The least privilege model is something of a hot topic these days. As part of the foundation of a cybersecurity paradigm, it can provide a robust and resilient first level of defense against many comment cyberthreats. But what exactly is the principle of least privilege?
Simply put, the principle of least privilege is a security maxim stating that users should be granted access only to the data and resources they require to perform their job. It is also called the principle of minimal privilege, access control principle, and the principle of least authority.
When your company observes the principle of least privilege, you grant users only the bare minimum of privileges in networks, systems, and applications needed to execute their assigned tasks. By establishing the least privilege in the context of a Zero Trust security model, you can significantly reduce the risk of compromise, breach, and illicit access to high-value data.
For example, do your company’s marketing managers need access to your software development environment to do their job? Of course not. Similarly, do your company’s software developers need access to payroll data? No. Following the principle of least privilege, both of those groups of users would have only the access needed for their job functions.
Note that the principle of least privilege applies to all access: not only by humans but also by non-human (machine) users, such as devices, bots, and software applications. In an era of booming demand for credentials and data sharing, threat actors are probing for weaknesses in your network and apps.
Identity sprawl is the downside of easier interoperability that the transition to cloud-based resources offers, so no user should be granted more permissions than those required to execute approved tasks. Anything more increases the cybersecurity exposure gap of an organization.

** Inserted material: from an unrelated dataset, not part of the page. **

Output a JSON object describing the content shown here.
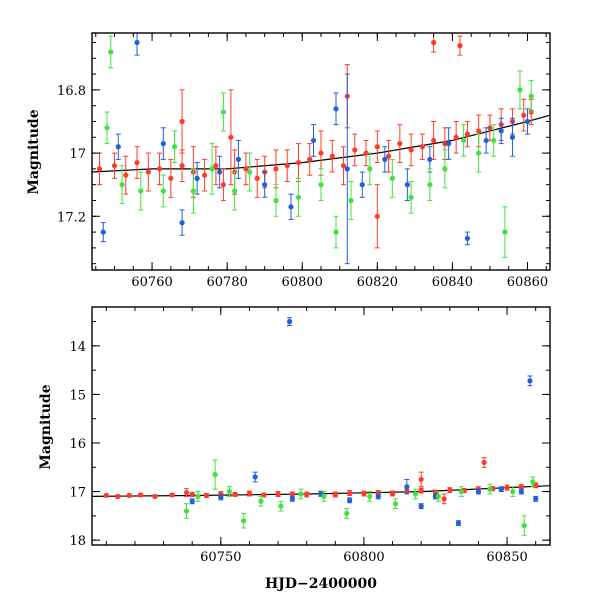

If you’re on the fence about embracing a least privilege approach to security in your organization, here are four benefits of following the principle of least privilege:
1. Reduces cyberattack surface and improves security
With many organizations — which could include yours — the attack surface is increasing in size and vulnerability. As digital transformation motivates companies to operate hybrid IT environments and collaborate with contractors and third-party users, the surface continues to grow. Least privilege is intended to keep the surface as small as possible by restricting access and permissions to those who need them. Limiting privileges to only necessary platforms means that a threat actor can use stolen credentials to access and attack fewer systems and applications.
2. Helps stop the spread of malware
Maintaining the principle of least privilege can help to limit the impact of malware attacks. For example, if an employee clicks a link in a phishing email, the attack is limited to the accounts and permissions of that employee and won’t spread too far laterally. However, if that employee has super admin or root access privileges, the attack can spread throughout the entire network. By giving users only the specific permissions, they need, you can be better protected against malware attacks.
3. Improves performance for users and systems
The practice of granting users only the permissions they need leads to improved productivity and fewer troubleshooting requests. And, by narrowing the blast radius of affected applications, it can improve the stability of the organization’s systems in the event of an attack.
4. Streamlines compliance and audits
If your organization collects, stores, and uses sensitive data, you must comply with regulations for handling it properly. Usually, those regulations require that you enforce least-privilege access policies. Limiting access to users in specific roles makes compliance easier. Plus, it’s easier to pass audits when least-privilege policies are implemented, and audit trails are in place for privileged activity.